Borja Terán Periodista
OPINIÓN

El fin de Sálvame: la intensidad de la despedida arrasó con la fiesta

Pedro Piqueras acorralado en el pasillo de Telecinco en los minutos finales de Sálvame
Pedro Piqueras acorralado en el pasillo de Telecinco en los minutos finales de Sálvame
Mediaset
Pedro Piqueras acorralado en el pasillo de Telecinco en los minutos finales de Sálvame

"Y yo no sé qué hacer para no naufragar". La sintonía de Sálvame ha sonado por última vez en las tardes de Telecinco. La canción elegida para poner título al programa en 2009 ya no era anodina. Tenía retranca, tenía metáfora, tenía discurso. Sálvame se estrenó con nocturnidad, detrás de Supervivientes, pero con personalidad. Un lugar golfo para segundas oportunidades. 

Ahora, 14 años después, se verá como un icono pop que marcó a una generación y que entendió, a su manera, hacia dónde evolucionaba la sociedad. Un magacín de tarde se transformó en un reality que convertía todos los platós de Telecinco en un vecindario con todas sus consecuencias. Y así ha acabado, en el parking de la cadena encendiendo una hoguera con la épica de la flecha de Antonio Rebollo. El mismo que prendió el pebetero olímpico de Barcelona'92 ha iniciado el fuego que ha reducido a cenizas recuerdos del programa. Como pasará en tantas playas, plazas y alguna rotonda en esta noche de San Juan.  

Ha sido la gran estampa de cierre de Sálvame, aunque precedida por otro memorable encuentro inesperado con Pedro Piqueras que iba a su plató y se cruzó con toda la troupe de Sálvame que estaba poniendo caótico rumbo a la fogata. Y se pararon a charlotear con él, claro. No iban a perder tal ocasión. Y hasta ovacionaron a Piqueras, con esa inconsciencia alegre que representa tan bien Sálvame y como este programa naturalizó que la varieté es lanzarse a jugar. Incluso, a veces, antes de pedir permiso. 
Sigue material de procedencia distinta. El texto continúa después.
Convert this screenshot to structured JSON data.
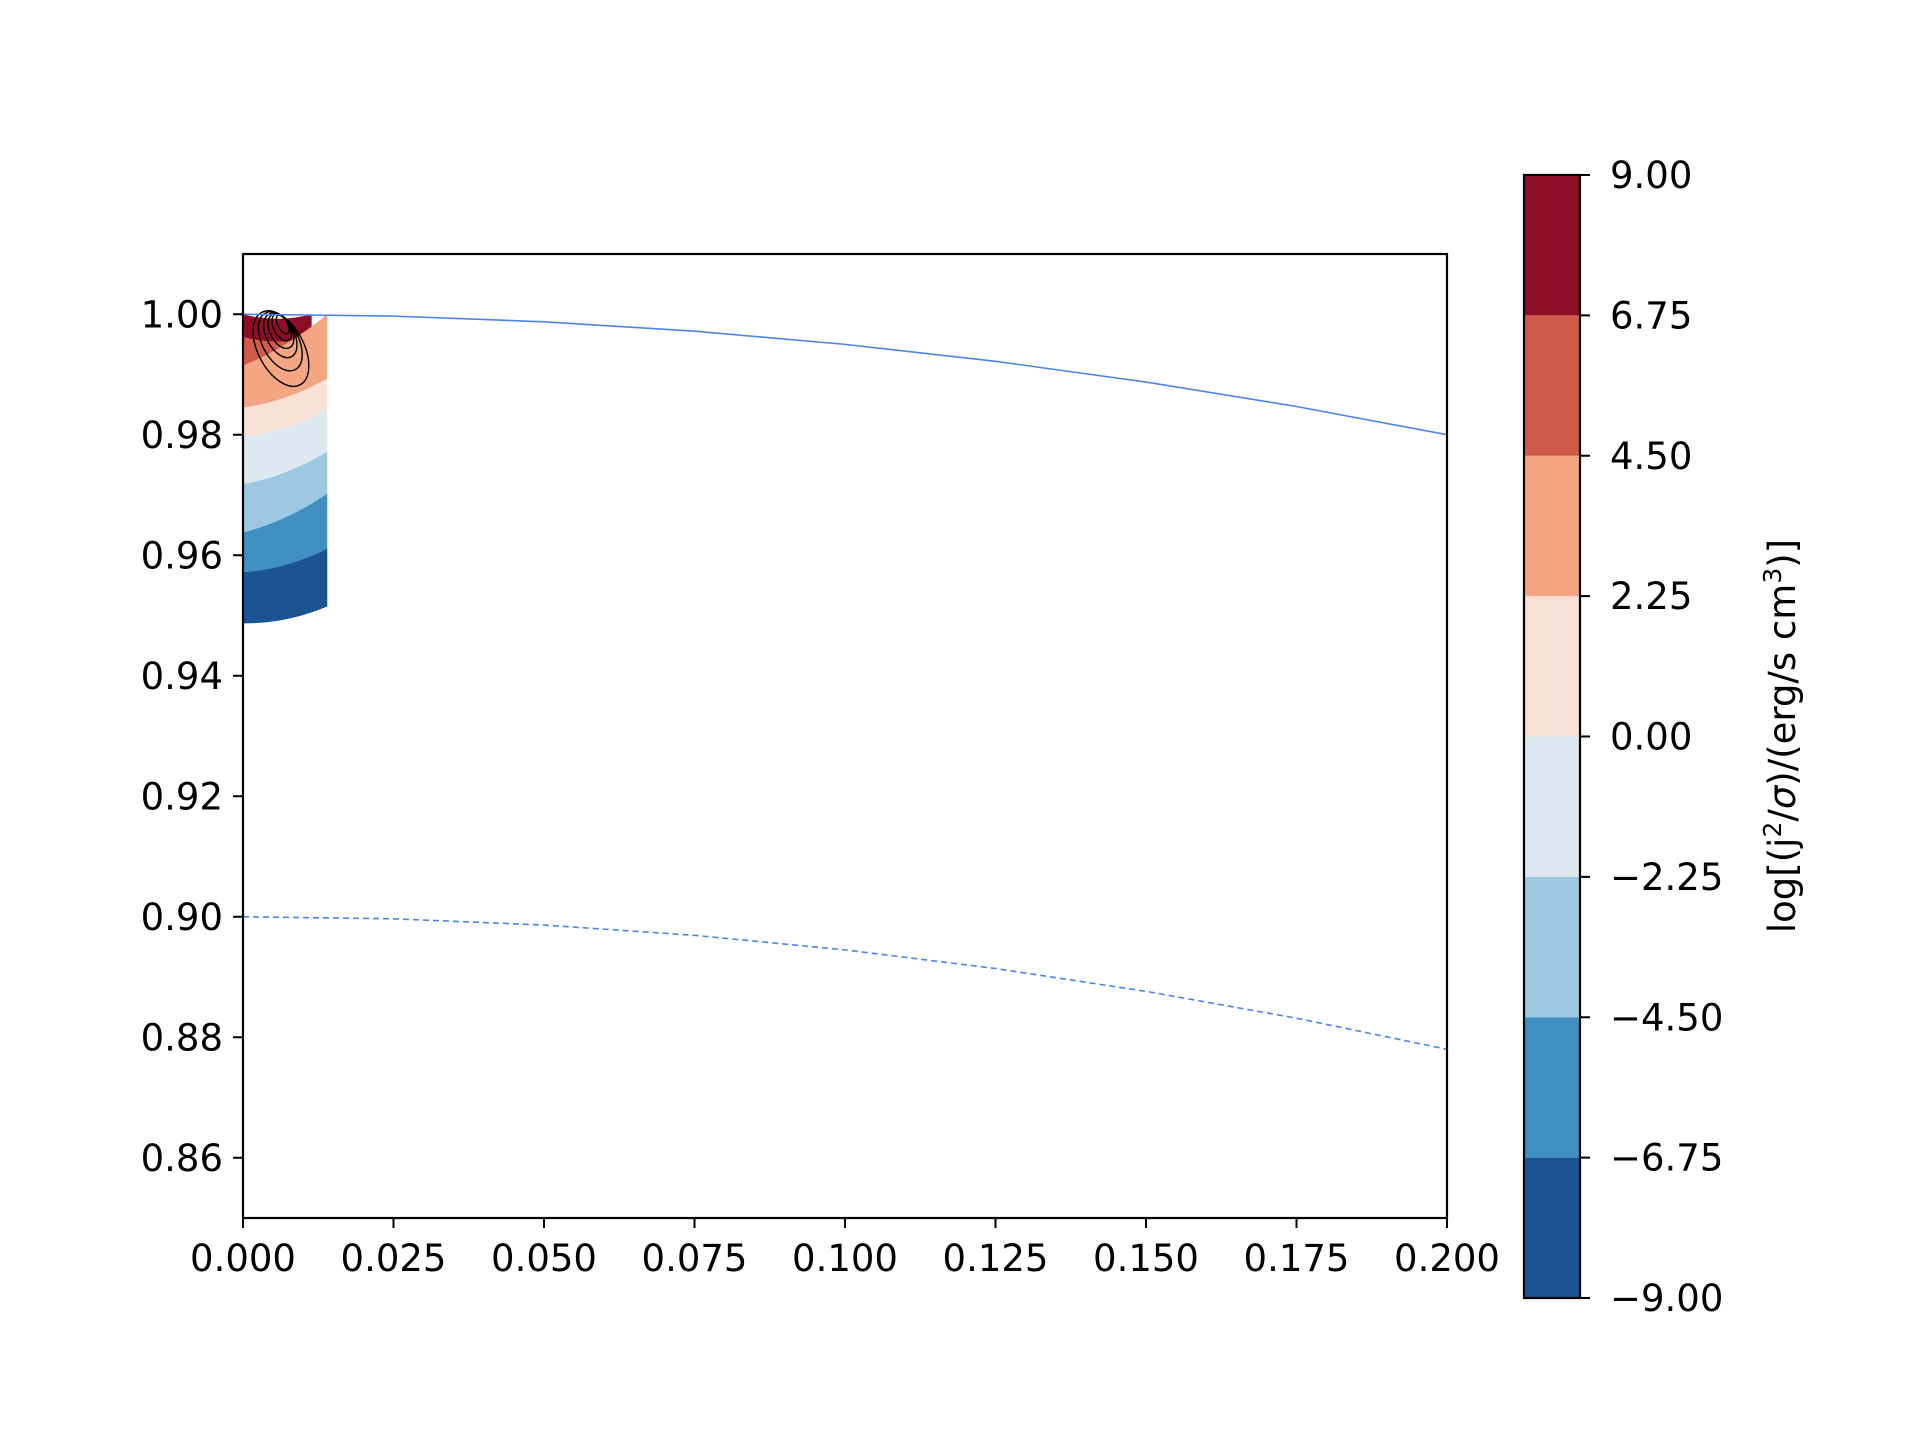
{
  "chart_data": {
    "type": "contour",
    "title": "",
    "xlabel": "",
    "ylabel": "",
    "xlim": [
      0.0,
      0.2
    ],
    "ylim": [
      0.85,
      1.01
    ],
    "xticks": [
      "0.000",
      "0.025",
      "0.050",
      "0.075",
      "0.100",
      "0.125",
      "0.150",
      "0.175",
      "0.200"
    ],
    "yticks": [
      "0.86",
      "0.88",
      "0.90",
      "0.92",
      "0.94",
      "0.96",
      "0.98",
      "1.00"
    ],
    "grid": false,
    "colorbar": {
      "label_prefix": "log[(j",
      "label_sup1": "2",
      "label_mid": "/",
      "label_sigma": "σ",
      "label_suffix": ")/(erg/s cm",
      "label_sup2": "3",
      "label_end": ")]",
      "levels": [
        -9.0,
        -6.75,
        -4.5,
        -2.25,
        0.0,
        2.25,
        4.5,
        6.75,
        9.0
      ],
      "tick_labels": [
        "−9.00",
        "−6.75",
        "−4.50",
        "−2.25",
        "0.00",
        "2.25",
        "4.50",
        "6.75",
        "9.00"
      ],
      "colors": [
        "#1a5493",
        "#3f8fc0",
        "#9dc8df",
        "#dde9f1",
        "#f9e2d5",
        "#f4a582",
        "#d05b4b",
        "#8e0d26"
      ]
    },
    "curves": [
      {
        "style": "solid",
        "color": "#4a86e8",
        "points": [
          [
            0.0,
            1.0
          ],
          [
            0.025,
            0.99969
          ],
          [
            0.05,
            0.99875
          ],
          [
            0.075,
            0.99719
          ],
          [
            0.1,
            0.995
          ],
          [
            0.125,
            0.99219
          ],
          [
            0.15,
            0.98875
          ],
          [
            0.175,
            0.98469
          ],
          [
            0.2,
            0.98
          ]
        ]
      },
      {
        "style": "dashed",
        "color": "#4a86e8",
        "points": [
          [
            0.0,
            0.9
          ],
          [
            0.025,
            0.89966
          ],
          [
            0.05,
            0.89862
          ],
          [
            0.075,
            0.89691
          ],
          [
            0.1,
            0.8945
          ],
          [
            0.125,
            0.89141
          ],
          [
            0.15,
            0.88762
          ],
          [
            0.175,
            0.88316
          ],
          [
            0.2,
            0.878
          ]
        ]
      }
    ],
    "filled_bands": [
      {
        "level_index": 7,
        "left": [
          [
            0.0,
            1.0
          ],
          [
            0.0,
            0.9962
          ]
        ],
        "right": [
          [
            0.0114,
            1.0
          ],
          [
            0.0114,
            0.9962
          ]
        ]
      },
      {
        "level_index": 6,
        "left": [
          [
            0.0,
            0.9962
          ],
          [
            0.0,
            0.9915
          ]
        ],
        "right": [
          [
            0.0114,
            0.9962
          ],
          [
            0.0114,
            0.9915
          ]
        ]
      },
      {
        "level_index": 5,
        "left": [
          [
            0.0,
            0.9915
          ],
          [
            0.0,
            0.9845
          ]
        ],
        "right": [
          [
            0.014,
            1.0
          ],
          [
            0.014,
            0.9893
          ]
        ]
      },
      {
        "level_index": 4,
        "left": [
          [
            0.0,
            0.9845
          ],
          [
            0.0,
            0.9797
          ]
        ],
        "right": [
          [
            0.014,
            0.9893
          ],
          [
            0.014,
            0.9842
          ]
        ]
      },
      {
        "level_index": 3,
        "left": [
          [
            0.0,
            0.9797
          ],
          [
            0.0,
            0.9718
          ]
        ],
        "right": [
          [
            0.014,
            0.9842
          ],
          [
            0.014,
            0.9772
          ]
        ]
      },
      {
        "level_index": 2,
        "left": [
          [
            0.0,
            0.9718
          ],
          [
            0.0,
            0.9638
          ]
        ],
        "right": [
          [
            0.014,
            0.9772
          ],
          [
            0.014,
            0.9702
          ]
        ]
      },
      {
        "level_index": 1,
        "left": [
          [
            0.0,
            0.9638
          ],
          [
            0.0,
            0.9572
          ]
        ],
        "right": [
          [
            0.014,
            0.9702
          ],
          [
            0.014,
            0.9611
          ]
        ]
      },
      {
        "level_index": 0,
        "left": [
          [
            0.0,
            0.9572
          ],
          [
            0.0,
            0.9487
          ]
        ],
        "right": [
          [
            0.014,
            0.9611
          ],
          [
            0.014,
            0.9515
          ]
        ]
      }
    ],
    "contour_lines": [
      {
        "cx": 0.0066,
        "cy": 0.9983,
        "rx": 0.0008,
        "ry": 0.0017
      },
      {
        "cx": 0.0064,
        "cy": 0.9978,
        "rx": 0.0013,
        "ry": 0.0024
      },
      {
        "cx": 0.0063,
        "cy": 0.9972,
        "rx": 0.0018,
        "ry": 0.0031
      },
      {
        "cx": 0.0062,
        "cy": 0.9965,
        "rx": 0.0023,
        "ry": 0.004
      },
      {
        "cx": 0.0062,
        "cy": 0.9955,
        "rx": 0.003,
        "ry": 0.0053
      },
      {
        "cx": 0.0063,
        "cy": 0.9943,
        "rx": 0.0038,
        "ry": 0.0068
      }
    ]
  }
}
Pero, en conjunto, el último Sálvame no ha sido lo que recordaremos de Sálvame. La intensidad de la despedida ha impedido que brillara con más ímpetu la corrosión que salvó a Sálvame de sus miserias. La lógica y folclórica exaltación de la emoción del equipo y protagonistas despidiéndose y regocijándose en su día histórico ha escondido parte de ese humanizador espíritu travieso que ha hecho más identificable a Sálvame en la España de los barrios, la España más transversal. 

Ahí, en el autobombo que reconforta la encrucijada del adiós (incluso han anunciado el docushow que van a protagonizar varios de los personajes estrella del hasta ahora espacio de Telecinco en Netflix), la catarsis del fundido a negro de Sálvame ha evidenciado que los buenos magacines suelen ir unidos a la guinda de la autoría de sus presentadores

La celebración de la ironía de Jorge Javier no ha estado presente en el final de Sálvame. Y se ha notado. Sin su mirada, el adiós de este formato no ha alcanzado la apoteosis necesaria para rebajar intensidades en una tarde de verano y seducir a una audiencia más amplia que los fans que todo lo aguantan. Las cuatro horas se han hecho largas ante tanto bucle de pomposidad de recalcamiento de 'qué maravillosos somos'. Era su momento para hacerlo, pero ha faltado relativizar un pelin. 

Y, entonces, ha quedado latente que el carisma del show en directo depende de muchos factores, de directores que se atreven a las ideas (Sálvame los ha tenido), del trabajo en equipo que se lanza a ir más allá (Sálvame lo ha tenido) y de los presentadores que apuntan en directo con esa capacidad de no sólo seguir el guion (Sálvame lo ha tenido), sino también de saber incorporar con carácter la peculiaridad, el matiz, la perspicacia que implica al público con la televisión. Y en eso Jorge Javier Vázquez es el maestro. Y eso ha sido lo mejor de Sálvame, el sarcasmo contagioso que todo lo salva, la espontaneidad de escuchar al espectador en una televisión que ya se escucha demasiado a sí misma.